Начав по-новой это "откровение Иоанна Богослова", я ощутил, что жить стало легче. Почему? Забыл. Может, из-за косвенного участия в Божьем промысле, этом минутном скольжении параллельно Его деяниям, а не поперек и вкось? Что-то доброе есть в детском лепете на тетрадных страницах, то, что создает некий резерв.
Когда Святой Петр растеряется, куда меня девать, я робко подниму руку:
- Простите... Я вспомнил еще. У меня была тетрадка, я в ней хотел написать о добре. Можно, я покажу?
И я вытащу начало той повести, где у меня летающие дети и говорящие животные. Он вздохнет по-стариковски:
- Ладно, проходи в Рай. Только не шали там...
Кстати, это был первый неучебный год после школы. Летом я пошел против естества - поступил в институт. Конкурс был такой: на двадцать пять мест претендовало двадцать шесть человек. Я прошел с одиннадцатью баллами. Учеба? Сдав один зачет (латинский язык), я оставил это бесполезное занятие.
Главное: на лекциях я почти дописал ту повесть, а остальное закончил после института. В семнадцать лет - плохая, но законченная вещь, пятьдесят компьютерных страниц...
(Вспомнил! Жить тогда стало легче, потому что родители купили компьютер. По той же причине я и ушел из института. Игра в выдуманные цивилизации временно заменила мне жизнь в омуте своей.)
...Пятьдесят компьютерных страниц. Читая сейчас эту странную повесть, вижу: писал добрый, раненый человек. Почти незнакомый. Я был слаб и беспомощен, и слабая, беспомощная повесть по-тимуровски перевела меня на ту сторону. Так я стал писателем.

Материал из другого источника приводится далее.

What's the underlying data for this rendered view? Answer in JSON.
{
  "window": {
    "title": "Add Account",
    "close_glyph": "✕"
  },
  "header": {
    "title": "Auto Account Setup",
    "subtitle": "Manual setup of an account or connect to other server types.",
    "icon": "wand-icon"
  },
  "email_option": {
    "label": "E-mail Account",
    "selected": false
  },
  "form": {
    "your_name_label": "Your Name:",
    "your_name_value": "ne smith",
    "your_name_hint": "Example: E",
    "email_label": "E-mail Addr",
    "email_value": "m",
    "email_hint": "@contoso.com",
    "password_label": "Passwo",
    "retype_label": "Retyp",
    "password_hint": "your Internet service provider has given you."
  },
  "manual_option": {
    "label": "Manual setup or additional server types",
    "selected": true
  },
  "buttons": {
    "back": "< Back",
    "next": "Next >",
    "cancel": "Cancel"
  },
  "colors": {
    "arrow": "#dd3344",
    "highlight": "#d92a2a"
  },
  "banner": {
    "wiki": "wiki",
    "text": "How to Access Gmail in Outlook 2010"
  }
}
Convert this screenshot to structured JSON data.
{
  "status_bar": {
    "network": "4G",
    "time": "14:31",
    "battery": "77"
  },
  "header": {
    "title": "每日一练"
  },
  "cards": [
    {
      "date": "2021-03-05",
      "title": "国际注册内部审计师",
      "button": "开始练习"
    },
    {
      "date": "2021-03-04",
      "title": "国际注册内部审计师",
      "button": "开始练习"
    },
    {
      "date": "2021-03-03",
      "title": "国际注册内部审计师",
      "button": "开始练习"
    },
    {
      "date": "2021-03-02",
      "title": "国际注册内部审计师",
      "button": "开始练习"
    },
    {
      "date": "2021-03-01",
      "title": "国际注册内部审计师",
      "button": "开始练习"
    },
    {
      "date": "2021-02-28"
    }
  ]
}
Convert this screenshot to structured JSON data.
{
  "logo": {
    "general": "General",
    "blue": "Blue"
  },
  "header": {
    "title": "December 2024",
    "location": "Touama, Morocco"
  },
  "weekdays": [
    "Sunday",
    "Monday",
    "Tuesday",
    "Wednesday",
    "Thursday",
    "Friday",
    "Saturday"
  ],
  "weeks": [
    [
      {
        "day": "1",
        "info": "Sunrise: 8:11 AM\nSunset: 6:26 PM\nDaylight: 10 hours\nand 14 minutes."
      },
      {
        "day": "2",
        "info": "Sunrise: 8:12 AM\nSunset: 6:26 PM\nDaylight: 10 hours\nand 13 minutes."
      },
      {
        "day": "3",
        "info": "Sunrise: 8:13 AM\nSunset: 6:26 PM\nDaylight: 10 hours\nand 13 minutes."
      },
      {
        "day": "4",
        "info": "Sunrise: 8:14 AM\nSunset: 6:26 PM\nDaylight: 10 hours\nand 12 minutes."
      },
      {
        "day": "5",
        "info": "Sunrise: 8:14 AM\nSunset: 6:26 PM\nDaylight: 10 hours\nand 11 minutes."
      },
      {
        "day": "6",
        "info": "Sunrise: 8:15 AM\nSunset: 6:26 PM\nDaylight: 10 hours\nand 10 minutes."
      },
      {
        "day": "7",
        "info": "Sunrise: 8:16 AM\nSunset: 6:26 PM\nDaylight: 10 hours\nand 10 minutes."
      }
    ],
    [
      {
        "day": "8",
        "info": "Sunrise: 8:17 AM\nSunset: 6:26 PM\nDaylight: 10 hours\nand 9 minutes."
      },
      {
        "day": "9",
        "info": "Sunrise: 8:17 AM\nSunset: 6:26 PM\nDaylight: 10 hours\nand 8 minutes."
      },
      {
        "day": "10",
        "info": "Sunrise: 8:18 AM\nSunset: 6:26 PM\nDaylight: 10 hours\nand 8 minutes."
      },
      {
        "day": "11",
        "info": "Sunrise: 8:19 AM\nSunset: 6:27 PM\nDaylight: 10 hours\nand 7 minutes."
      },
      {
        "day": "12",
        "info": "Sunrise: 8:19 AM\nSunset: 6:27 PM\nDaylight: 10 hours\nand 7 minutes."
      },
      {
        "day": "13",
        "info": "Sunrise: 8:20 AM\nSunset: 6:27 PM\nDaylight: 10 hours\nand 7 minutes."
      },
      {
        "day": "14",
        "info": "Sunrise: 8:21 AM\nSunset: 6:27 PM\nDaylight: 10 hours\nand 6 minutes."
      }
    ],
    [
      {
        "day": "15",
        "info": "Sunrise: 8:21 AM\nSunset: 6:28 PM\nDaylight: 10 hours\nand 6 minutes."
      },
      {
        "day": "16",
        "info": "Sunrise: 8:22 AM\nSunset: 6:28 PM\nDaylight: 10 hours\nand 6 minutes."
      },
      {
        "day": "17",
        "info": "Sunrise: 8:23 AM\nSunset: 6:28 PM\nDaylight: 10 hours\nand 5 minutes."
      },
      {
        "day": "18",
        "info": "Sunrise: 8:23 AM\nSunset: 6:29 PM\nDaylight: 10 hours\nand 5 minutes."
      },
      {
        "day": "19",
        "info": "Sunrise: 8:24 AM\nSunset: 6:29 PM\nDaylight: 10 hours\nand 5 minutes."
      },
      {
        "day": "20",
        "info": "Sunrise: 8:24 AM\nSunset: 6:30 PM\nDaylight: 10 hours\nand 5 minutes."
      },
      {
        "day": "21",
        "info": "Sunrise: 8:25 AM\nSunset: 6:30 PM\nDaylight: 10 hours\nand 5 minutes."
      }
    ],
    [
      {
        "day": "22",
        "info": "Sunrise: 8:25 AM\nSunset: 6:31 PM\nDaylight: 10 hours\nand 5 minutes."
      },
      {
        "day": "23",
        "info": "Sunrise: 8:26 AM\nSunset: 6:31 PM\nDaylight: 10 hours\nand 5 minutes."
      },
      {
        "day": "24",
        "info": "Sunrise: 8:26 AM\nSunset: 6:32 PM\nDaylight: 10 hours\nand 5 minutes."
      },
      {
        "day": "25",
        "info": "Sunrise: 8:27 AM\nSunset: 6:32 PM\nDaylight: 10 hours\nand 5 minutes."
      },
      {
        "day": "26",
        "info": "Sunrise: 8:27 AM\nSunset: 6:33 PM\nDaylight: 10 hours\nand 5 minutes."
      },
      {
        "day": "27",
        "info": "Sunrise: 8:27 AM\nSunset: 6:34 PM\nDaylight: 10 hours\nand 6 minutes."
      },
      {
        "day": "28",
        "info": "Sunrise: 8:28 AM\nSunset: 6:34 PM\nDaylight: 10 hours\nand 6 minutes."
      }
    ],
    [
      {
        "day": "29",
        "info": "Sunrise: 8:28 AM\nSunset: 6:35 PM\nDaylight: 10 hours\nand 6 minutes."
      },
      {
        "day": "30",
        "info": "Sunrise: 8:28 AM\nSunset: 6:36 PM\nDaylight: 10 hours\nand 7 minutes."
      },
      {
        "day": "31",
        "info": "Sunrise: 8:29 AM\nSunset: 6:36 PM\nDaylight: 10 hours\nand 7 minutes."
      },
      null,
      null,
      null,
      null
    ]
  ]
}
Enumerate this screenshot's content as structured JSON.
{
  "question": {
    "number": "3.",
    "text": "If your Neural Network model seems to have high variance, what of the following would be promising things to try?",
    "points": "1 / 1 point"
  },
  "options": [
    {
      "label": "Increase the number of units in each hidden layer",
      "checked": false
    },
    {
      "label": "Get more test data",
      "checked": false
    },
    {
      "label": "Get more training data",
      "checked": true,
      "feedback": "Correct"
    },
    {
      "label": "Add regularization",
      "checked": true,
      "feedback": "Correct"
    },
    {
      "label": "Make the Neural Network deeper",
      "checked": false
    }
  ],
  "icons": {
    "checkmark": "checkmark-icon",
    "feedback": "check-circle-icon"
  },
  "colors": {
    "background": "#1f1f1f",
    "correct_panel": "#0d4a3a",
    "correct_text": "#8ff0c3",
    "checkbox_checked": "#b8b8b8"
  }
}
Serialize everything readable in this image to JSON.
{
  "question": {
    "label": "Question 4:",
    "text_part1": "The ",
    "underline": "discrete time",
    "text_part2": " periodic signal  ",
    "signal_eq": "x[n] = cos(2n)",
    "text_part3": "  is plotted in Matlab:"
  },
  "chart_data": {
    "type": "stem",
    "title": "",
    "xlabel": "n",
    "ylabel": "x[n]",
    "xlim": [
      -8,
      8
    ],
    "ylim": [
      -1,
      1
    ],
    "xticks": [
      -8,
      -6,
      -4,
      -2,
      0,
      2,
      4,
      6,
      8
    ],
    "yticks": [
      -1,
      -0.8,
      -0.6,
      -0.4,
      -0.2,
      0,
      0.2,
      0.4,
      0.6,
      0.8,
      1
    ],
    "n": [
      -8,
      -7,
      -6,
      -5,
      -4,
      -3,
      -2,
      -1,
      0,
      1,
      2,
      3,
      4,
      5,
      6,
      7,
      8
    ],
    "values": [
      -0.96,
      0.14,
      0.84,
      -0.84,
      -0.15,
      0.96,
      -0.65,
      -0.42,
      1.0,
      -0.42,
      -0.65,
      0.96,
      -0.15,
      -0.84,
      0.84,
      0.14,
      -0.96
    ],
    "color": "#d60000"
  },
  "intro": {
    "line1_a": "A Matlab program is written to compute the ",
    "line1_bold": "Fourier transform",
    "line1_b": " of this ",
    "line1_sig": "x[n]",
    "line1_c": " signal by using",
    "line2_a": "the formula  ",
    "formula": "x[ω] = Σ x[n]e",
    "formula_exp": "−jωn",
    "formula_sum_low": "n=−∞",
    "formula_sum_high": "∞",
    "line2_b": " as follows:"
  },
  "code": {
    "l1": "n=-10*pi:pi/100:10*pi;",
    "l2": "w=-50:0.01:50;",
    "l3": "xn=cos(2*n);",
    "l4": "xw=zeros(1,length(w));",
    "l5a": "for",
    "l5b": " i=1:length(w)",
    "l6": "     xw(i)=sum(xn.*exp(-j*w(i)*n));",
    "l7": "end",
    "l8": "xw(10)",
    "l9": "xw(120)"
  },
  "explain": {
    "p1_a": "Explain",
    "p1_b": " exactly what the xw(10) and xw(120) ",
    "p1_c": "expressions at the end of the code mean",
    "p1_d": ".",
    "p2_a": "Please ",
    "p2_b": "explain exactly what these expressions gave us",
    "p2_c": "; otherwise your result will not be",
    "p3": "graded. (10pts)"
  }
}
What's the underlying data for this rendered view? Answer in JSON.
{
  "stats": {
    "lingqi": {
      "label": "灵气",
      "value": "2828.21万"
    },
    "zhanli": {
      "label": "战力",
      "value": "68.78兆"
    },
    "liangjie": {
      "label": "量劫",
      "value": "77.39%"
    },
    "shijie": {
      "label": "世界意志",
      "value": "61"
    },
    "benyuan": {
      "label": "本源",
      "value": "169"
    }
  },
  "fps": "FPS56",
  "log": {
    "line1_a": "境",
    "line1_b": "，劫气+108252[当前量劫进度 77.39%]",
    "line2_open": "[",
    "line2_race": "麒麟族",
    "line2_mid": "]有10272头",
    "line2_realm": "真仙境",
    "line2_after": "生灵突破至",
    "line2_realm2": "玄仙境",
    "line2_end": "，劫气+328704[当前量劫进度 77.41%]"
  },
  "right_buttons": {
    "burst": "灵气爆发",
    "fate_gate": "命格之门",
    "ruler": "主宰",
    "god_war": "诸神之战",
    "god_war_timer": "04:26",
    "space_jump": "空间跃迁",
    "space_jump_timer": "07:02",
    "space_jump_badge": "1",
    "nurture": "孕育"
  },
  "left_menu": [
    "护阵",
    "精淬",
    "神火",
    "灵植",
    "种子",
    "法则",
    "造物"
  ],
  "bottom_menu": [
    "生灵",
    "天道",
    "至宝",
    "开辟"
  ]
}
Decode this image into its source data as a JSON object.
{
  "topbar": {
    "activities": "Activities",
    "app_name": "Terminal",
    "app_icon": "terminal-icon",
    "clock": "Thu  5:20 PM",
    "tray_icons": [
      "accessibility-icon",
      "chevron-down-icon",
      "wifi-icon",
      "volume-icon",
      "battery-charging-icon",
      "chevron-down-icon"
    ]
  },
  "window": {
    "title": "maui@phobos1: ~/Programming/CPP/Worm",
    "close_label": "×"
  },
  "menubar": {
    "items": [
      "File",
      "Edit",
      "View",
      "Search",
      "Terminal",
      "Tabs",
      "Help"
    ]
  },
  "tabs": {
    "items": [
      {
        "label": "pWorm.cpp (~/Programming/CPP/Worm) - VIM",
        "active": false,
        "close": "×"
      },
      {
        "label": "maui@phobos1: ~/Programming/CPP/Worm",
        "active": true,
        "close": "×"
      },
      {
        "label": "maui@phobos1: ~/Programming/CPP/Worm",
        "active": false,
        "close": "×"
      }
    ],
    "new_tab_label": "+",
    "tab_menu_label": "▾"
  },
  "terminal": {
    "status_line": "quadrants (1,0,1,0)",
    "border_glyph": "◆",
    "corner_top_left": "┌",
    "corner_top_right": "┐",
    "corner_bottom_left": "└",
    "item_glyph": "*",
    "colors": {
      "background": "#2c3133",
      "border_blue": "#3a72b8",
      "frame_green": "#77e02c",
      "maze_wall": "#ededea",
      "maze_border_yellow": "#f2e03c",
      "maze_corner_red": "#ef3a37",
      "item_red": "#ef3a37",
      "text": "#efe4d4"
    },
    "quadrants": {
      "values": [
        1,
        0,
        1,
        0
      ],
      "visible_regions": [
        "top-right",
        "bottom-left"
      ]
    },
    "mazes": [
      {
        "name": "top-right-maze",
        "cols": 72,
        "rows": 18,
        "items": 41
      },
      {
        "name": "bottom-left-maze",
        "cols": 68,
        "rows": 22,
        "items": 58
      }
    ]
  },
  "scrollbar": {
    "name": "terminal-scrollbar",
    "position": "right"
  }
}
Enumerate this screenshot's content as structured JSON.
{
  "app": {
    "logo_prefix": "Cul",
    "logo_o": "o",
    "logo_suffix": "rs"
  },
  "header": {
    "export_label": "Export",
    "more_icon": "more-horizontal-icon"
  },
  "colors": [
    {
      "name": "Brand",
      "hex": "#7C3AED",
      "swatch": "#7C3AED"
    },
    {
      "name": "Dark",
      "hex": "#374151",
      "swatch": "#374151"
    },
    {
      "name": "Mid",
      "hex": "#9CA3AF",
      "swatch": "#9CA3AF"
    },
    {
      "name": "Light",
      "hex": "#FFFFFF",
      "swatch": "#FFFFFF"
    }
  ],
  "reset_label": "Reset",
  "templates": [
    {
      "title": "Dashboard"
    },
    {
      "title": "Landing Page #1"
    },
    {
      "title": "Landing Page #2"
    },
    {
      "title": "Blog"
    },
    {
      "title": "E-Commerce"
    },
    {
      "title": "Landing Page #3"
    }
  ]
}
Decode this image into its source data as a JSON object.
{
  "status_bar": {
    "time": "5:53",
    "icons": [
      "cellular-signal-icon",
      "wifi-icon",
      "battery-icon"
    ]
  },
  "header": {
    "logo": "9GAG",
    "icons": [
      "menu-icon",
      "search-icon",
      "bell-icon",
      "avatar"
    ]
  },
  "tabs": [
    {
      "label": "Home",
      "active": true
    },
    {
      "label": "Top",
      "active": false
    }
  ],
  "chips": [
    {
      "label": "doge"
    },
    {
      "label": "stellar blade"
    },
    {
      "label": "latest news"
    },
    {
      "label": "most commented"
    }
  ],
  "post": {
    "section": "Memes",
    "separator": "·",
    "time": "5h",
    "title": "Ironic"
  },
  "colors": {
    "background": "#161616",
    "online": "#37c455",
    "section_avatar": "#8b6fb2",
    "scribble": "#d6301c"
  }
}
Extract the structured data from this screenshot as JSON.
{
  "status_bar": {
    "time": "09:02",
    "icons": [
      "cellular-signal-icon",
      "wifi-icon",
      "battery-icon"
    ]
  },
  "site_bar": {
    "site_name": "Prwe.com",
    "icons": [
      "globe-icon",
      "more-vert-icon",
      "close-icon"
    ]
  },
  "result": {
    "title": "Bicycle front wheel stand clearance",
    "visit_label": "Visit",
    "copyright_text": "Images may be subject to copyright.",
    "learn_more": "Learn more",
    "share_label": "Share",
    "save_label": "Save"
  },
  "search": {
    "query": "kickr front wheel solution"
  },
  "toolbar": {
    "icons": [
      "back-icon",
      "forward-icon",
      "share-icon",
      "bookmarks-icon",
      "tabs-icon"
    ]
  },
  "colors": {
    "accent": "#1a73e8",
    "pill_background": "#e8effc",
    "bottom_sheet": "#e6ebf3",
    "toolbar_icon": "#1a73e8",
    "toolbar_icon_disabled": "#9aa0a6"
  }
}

Открою секрет, почему были ножницы, в которых я, Илья Собакин, признался сейчас, наплевав на общественное мнение. А с тоски. Мне было уготовано идти в армию защищать Великодержавию. По этому поводу вспоминаю историю с дальним знакомым Антоном.
Антон ходит на протезе. Где он ногу потерял - не знаю. Приходит он в военкомат. Там сидит человече, при взгляде на которого хочется почему-то произнести: "Ушиблен ребром ладони..."
Антон (входя): Здравствуйте.
Ребро: Жалобы есть?
Антон: Нет.
Ребро: В постель мочишься?
Антон: Не мочусь.
Ребро: Значит, годен. Следующий!
Антон: Эй, эй! А я, вообще-то, одноногий.
Ребро (выругавшись): А почему сказал - жалоб нет?
Антон: А я не жалуюсь...
Нет. Не выдерживаю - еще одна история.
К другому Ребру Ладони входит Максим.
Ребро перестает смотреть под стол, открывает дело Максима. Бормочет, елозит пальцем: "Так, имя, фамилия, год (зевает, снова смотрит под стол) рождения... национальность..."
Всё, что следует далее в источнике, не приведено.